At the Brit Awards in 1993 the video was nominated for British Video of the Year.

==Live performances==
The song was performed live on the 1992 We Can't Dance tour, although it was originally not going to be played because the band thought the live visuals were mocking religion. The band eventually decided to perform "Jesus He Knows Me" instead of "Living Forever," which was in the setlist at the time.
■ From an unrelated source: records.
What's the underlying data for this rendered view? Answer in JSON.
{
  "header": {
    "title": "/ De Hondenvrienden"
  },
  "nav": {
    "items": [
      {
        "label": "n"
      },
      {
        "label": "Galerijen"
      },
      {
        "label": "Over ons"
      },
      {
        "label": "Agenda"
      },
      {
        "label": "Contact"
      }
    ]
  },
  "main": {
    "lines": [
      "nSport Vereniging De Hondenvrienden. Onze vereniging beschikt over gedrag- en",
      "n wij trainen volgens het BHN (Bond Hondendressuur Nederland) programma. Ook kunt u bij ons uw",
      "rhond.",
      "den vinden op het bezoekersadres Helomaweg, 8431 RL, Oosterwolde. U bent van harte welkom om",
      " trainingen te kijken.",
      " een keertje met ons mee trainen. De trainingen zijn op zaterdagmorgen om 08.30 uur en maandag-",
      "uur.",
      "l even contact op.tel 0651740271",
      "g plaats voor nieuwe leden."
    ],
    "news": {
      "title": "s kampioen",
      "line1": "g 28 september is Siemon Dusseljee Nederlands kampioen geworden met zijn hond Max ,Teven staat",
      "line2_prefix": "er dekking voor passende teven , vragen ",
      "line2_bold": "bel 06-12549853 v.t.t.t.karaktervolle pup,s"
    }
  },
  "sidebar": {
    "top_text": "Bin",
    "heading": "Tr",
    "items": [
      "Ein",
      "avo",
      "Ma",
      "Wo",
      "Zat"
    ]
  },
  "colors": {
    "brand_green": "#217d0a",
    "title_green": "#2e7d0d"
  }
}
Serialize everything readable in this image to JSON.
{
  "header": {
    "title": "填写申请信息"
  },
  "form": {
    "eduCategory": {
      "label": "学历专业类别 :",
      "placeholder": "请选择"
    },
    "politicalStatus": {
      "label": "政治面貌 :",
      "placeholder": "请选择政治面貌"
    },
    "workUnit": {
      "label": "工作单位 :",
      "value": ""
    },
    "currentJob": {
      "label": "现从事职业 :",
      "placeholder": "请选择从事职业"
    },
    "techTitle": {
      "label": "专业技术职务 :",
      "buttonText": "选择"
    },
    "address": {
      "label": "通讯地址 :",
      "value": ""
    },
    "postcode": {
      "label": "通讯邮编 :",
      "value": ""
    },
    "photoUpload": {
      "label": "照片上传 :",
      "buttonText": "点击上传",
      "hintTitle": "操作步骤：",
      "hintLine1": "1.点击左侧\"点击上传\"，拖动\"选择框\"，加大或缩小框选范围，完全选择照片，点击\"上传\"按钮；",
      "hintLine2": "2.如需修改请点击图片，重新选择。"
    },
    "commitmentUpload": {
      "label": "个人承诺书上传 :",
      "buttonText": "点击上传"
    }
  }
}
Touring guitarist Daryl Stuermer played lead guitar, including a solo towards the end, while Mike Rutherford played bass.

==Track listings==
- 7-inch and cassette single
1. "Jesus He Knows Me" (single mix)
2. "Hearts on Fire"

- UK CD1 and Australian CD single
3. "Jesus He Knows Me" (single mix)
4. "Hearts on Fire"
5. "I Can't Dance" (the other mix)

- UK CD2
6. "Jesus He Knows Me" (single mix)
7. "Hearts on Fire"
8. "Land of Confusion (rehearsal version)

==Personnel==
- Tony Banks – keyboards
- Phil Collins – drums, vocals
- Mike Rutherford – electric guitars, bass guitar

==Charts==

===Weekly charts===

| Chart (1992) | Peak position |
|---|---|
| Australia (ARIA) | 56 |
| Austria (Ö3 Austria Top 40) | 26 |
| Belgium (Ultratop 50 Flanders) | 18 |
| Canada Top Singles (RPM) | 10 |
| Canada Adult Contemporary (RPM) | 22 |
| Europe (Eurochart Hot 100) | 28 |
| France (SNEP) | 27 |
| Germany (GfK) | 13 |
| Ireland (IRMA) | 22 |
| Netherlands (Dutch Top 40) | 11 |
| Netherlands (Single Top 100) | 18 |
| New Zealand (Recorded Music NZ) | 35 |
| Sweden (Sverigetopplistan) | 38 |
| UK Singles (Official Charts) | 20 |
| UK Airplay (Music Week) | 4 |
| US Billboard Hot 100 | 23 |
| US Adult Contemporary (Billboard) | 27 |
| US Mainstream Rock (Billboard) | 24 |
| US Pop Airplay (Billboard) | 12 |
| US Cash Box Top 100 | 16 |

| Chart (2025) | Peak position |
|---|---|
| Poland (Polish Airplay Top 100) | 45 |

===Year-end charts===

| Chart (1992) | Position |
|---|---|
| Canada Top Singles (RPM) | 89 |
| Europe (European Hit Radio) | 10 |
| Germany (Media Control) | 74 |
| UK Airplay (Music Week) | 32 |

==Release history==

| Region | Date | Format(s) | Label(s) | Ref. |
| United Kingdom | 13 July 1992 | 7-inch vinyl; CD; cassette; | Virgin |  |
| Australia | 10 August 1992 | CD; cassette; |  |
| Japan | 30 September 1992 | CD |  |

==Cover versions==
In 2023, Swedish rock band Ghost released a cover of the song as the lead single for their EP Phantomime.

==Use in media==
"Jesus He Knows Me" was featured in the 1996 Belgian film Le huitième jour by Jaco Van Dormael. The song was originally intended to be used in the 1995 The Simpsons episode "Bart Sells His Soul", but as the producers could not obtain the rights to use it, "In-A-Gadda-Da-Vida" by Iron Butterfly was used instead.